Higher order partial derivatives

1. Jun 8, 2010

magnifik

Consider the partial di erential equation, (y4-x2)uxx - 2xyuxy - y2uyy = 1. We will make the substitution x = s2 - t2 and y = s - t, to simplify

(a) Solve for s and t as functions of x and y

the farthest point i got to was
x = s^2 - t^2 = (s+t)(s-t) = y(s+t)
y = s - t
s+t = x/y

i don't know what to do after that.. i have the solution, but i have no idea how to get to it.
the solution is
s = x + y^2 / 2y
t = x - y^2 / 2x

2. Jun 8, 2010

tiny-tim

Hi magnifik!

No, you're mssing the point …

that isn't the solution, it's just writing s and t in terms of x and y …
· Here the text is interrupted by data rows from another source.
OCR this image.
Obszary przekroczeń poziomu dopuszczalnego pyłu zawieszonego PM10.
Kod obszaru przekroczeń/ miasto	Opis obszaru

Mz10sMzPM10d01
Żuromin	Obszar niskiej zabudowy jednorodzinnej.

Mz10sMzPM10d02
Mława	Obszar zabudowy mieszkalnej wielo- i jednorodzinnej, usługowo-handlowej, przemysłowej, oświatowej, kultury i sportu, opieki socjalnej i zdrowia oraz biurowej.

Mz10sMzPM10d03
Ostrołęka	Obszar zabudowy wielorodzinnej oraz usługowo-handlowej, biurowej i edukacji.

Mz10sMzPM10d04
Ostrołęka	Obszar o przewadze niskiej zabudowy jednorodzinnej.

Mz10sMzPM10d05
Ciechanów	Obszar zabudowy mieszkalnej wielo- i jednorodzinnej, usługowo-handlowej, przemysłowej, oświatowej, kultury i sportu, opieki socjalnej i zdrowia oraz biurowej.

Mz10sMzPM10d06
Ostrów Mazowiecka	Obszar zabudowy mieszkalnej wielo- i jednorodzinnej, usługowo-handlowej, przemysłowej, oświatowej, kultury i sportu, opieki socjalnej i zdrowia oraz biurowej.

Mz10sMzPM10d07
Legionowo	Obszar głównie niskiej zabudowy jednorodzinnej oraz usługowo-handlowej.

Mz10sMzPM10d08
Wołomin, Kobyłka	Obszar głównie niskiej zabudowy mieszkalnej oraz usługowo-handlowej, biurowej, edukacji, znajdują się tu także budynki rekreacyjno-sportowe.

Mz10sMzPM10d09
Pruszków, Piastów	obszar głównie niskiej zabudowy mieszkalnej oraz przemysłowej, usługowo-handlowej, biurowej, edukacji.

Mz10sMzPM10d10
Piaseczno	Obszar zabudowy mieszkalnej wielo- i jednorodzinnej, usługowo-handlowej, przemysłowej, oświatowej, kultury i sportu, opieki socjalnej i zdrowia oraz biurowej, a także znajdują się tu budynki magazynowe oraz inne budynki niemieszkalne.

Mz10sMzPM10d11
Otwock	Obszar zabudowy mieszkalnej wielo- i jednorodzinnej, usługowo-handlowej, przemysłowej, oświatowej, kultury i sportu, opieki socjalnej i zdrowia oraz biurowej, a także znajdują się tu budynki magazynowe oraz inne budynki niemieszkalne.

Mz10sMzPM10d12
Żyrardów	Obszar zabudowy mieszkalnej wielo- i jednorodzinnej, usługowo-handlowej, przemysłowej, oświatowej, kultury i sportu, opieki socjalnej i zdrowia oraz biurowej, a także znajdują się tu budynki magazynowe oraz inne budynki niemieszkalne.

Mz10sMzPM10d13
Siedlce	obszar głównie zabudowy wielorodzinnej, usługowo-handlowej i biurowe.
s+t = x/y, s-t = y, so 2s = x/y + y = (x + y2)/y, 2t = (x - y2)/y.

To get the solution, you need to find uss ust and utt (and I expect ust will be zero, which will make the solution fairly easy ).

3. Jun 8, 2010

magnifik

errr.. i meant the solution for part a, which was putting x and y in terms of s and t. thanks!

4. Jun 8, 2010

magnifik

but i don't understand how you got from s+t = x/y, s-t = y to 2s and 2t...how did you combine the previous two equations to get that?

5. Jun 8, 2010

HallsofIvy

Staff Emeritus
Excuse me, tiny-tim, but the only question asked was "(a) Solve for s and t as functions of x and y".

Presumably, there is a "b" but so far all we want to do is solve for s and t.

magnifik, you have $x= s^2- t^2$ and $y= s- t$.

From $y= s- t$ you can say that $s= y+ t$ and, putting that into $x=s^2- t^2$, $x= y^2+2yt+ t^2- t^2= y^2+ 2yt$. Solve that equation for t, then replace t by that expression in $s= y+ t$.

6. Jun 8, 2010

magnifik

THANK YOU!! makes so much sense now :)

7. Jun 8, 2010

tiny-tim

erm … I added, and subtracted!

Add s+t to s-t, you get 2s; subtract, you get 2t …

this is a common transformation, and you should be familiar with it.